Key findings in the study include:
- Almost half of the promised new revenues under Question 7 are not new. The study finds that forty-five percent of the revenues expected to be generated by a Prince George’s casino are existing gaming revenues – not new revenues.
- Question 7 may result in less overall revenue for Maryland. Tax revenue is unlikely to increase much - and may even decline - compared to scenarios in which a sixth casino is not built.
- Under Question 7, only 24 percent of revenues would go to the Education Trust Fund. Despite statements that the primary purpose of the referendum is to raise revenue for education, more than 72 percent of the additional gross gaming revenues created by the bill goes to casino owners. Further, the referendum does not require a net increase in public education funding.
- Question 7 reduces state tax revenues from casino operators. To mitigate local opposition and garner political support from Prince George’s County businesses, the Legislature lowered tax rates on surrounding gaming facilities to compensate them for the negative effect a new casino would have on their earnings.

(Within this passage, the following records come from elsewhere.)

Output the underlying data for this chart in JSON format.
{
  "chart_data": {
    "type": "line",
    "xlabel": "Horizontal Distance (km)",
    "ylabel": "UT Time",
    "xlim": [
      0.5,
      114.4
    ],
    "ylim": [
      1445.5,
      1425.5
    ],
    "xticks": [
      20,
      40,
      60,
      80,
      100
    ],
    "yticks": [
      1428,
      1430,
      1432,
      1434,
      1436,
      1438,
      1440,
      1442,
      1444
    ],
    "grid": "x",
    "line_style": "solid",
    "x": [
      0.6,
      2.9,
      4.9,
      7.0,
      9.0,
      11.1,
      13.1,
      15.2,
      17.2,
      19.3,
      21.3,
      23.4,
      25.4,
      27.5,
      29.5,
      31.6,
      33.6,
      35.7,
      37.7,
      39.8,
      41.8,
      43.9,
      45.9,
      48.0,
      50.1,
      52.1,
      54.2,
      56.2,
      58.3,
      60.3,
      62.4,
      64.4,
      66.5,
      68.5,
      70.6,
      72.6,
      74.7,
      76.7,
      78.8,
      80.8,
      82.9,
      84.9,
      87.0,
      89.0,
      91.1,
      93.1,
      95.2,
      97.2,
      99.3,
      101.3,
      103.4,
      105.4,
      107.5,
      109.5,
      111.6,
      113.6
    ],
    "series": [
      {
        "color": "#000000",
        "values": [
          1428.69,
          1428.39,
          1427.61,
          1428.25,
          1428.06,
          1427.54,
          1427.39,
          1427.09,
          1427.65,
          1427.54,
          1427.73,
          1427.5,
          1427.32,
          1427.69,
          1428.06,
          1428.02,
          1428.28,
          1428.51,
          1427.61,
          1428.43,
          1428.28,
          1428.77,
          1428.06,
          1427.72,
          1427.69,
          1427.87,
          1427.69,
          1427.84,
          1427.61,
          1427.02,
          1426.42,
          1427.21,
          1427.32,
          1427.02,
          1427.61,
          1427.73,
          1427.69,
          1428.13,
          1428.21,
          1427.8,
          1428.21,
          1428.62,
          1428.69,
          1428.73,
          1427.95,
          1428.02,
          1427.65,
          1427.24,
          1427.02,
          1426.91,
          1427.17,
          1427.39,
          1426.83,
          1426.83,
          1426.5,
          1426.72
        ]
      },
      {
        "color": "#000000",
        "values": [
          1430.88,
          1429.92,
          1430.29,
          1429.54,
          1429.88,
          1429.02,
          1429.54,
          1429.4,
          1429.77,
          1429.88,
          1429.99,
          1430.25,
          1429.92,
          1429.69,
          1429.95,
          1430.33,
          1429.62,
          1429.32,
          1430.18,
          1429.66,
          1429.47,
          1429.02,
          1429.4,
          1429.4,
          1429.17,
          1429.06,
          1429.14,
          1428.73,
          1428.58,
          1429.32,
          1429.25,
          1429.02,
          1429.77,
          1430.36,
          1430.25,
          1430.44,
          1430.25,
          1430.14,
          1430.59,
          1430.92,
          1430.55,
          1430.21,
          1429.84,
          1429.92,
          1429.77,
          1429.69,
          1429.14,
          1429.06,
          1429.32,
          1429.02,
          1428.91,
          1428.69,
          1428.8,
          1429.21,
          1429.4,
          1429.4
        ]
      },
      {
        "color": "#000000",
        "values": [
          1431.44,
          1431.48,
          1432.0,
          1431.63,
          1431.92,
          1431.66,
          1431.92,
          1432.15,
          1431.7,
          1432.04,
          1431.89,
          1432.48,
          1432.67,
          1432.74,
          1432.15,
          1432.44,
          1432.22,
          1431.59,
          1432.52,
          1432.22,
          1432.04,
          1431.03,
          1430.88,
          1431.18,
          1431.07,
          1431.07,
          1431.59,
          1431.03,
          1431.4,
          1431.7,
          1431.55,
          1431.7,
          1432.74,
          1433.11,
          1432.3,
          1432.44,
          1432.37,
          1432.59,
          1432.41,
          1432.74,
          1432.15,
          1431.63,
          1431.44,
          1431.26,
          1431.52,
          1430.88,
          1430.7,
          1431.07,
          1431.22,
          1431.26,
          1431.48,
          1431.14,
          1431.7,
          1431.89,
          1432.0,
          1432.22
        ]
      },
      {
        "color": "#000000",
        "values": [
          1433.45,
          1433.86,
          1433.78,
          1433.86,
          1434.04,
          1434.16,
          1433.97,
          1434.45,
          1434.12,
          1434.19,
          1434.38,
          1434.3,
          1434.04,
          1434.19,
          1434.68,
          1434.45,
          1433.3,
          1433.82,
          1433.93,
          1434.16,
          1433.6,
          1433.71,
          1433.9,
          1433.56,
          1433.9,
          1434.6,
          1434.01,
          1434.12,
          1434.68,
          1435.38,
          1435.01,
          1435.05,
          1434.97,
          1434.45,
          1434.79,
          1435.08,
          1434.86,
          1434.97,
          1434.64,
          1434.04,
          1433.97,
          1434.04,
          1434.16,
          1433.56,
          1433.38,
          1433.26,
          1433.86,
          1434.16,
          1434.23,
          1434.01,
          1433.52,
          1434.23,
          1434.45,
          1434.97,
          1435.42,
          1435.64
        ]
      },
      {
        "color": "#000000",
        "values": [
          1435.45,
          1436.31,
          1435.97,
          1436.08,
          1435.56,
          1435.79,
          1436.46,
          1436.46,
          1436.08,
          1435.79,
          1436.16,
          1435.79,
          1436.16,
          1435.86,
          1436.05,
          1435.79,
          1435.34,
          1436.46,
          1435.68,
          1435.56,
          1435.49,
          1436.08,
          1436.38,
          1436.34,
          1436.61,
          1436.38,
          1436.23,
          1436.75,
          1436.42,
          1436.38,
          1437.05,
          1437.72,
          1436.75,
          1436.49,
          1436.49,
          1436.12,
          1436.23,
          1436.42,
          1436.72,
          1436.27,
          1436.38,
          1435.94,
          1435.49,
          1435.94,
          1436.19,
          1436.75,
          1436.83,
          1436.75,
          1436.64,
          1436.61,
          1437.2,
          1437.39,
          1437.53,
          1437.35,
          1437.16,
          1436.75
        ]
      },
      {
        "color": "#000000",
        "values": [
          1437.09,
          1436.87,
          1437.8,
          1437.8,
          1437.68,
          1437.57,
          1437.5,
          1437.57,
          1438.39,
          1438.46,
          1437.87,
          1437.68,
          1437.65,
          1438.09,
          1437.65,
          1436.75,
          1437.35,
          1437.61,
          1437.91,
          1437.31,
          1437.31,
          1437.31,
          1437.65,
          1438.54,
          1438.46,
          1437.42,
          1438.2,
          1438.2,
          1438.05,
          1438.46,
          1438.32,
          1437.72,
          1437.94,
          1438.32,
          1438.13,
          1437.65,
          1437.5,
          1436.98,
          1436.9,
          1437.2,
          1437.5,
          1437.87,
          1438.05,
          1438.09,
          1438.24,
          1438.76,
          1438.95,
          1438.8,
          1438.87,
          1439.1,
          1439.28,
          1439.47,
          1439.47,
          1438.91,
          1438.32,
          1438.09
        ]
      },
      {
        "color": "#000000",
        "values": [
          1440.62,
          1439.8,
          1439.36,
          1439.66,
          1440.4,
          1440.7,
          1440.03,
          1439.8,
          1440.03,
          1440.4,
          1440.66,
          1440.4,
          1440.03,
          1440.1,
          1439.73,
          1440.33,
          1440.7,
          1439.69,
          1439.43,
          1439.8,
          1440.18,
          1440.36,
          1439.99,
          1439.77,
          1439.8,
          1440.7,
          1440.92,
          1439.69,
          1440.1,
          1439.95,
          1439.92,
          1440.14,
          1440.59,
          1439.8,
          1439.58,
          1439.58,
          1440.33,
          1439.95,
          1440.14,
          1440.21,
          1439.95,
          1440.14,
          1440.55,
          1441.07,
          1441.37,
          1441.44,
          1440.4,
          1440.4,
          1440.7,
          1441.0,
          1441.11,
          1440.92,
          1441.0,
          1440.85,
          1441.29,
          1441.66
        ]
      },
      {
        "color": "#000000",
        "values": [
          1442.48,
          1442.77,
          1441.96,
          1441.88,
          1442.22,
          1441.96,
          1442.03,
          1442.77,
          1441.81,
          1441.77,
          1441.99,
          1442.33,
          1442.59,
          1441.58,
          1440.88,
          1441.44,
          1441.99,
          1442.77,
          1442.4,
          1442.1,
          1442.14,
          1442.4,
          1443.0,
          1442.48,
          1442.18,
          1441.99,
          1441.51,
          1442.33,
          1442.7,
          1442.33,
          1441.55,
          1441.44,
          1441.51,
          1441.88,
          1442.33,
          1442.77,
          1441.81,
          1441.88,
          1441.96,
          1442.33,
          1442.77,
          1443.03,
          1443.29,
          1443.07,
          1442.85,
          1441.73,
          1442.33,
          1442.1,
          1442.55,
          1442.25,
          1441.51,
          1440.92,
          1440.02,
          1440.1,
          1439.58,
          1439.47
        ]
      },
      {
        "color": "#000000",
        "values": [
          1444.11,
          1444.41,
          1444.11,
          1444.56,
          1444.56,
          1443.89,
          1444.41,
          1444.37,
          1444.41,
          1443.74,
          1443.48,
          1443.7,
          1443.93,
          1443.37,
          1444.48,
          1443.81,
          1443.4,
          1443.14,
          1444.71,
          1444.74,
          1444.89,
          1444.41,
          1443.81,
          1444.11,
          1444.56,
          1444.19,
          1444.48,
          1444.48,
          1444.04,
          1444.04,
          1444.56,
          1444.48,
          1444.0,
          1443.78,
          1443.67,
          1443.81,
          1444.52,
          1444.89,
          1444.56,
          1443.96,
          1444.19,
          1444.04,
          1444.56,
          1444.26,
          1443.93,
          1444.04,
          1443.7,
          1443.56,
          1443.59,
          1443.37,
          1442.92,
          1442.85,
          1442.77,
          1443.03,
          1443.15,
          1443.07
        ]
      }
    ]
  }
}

“This objective analysis debunks many of the most attractive arguments for Question 7, particularly that a ‘Yes’ vote will significantly improve state revenues and benefit Maryland public education,” said Christopher Summers, president of the Maryland Public Policy Institute. “The lack of guarantees for increased education funding, the region's saturated gaming landscape, the absence of comparative advantages of a National Harbor casino, the faulty assumptions behind a similar 2008 referendum, and tax breaks for casino operators are just a few of the findings that should give voters healthy skepticism about the credibility of Question 7 and its supposed benefits.”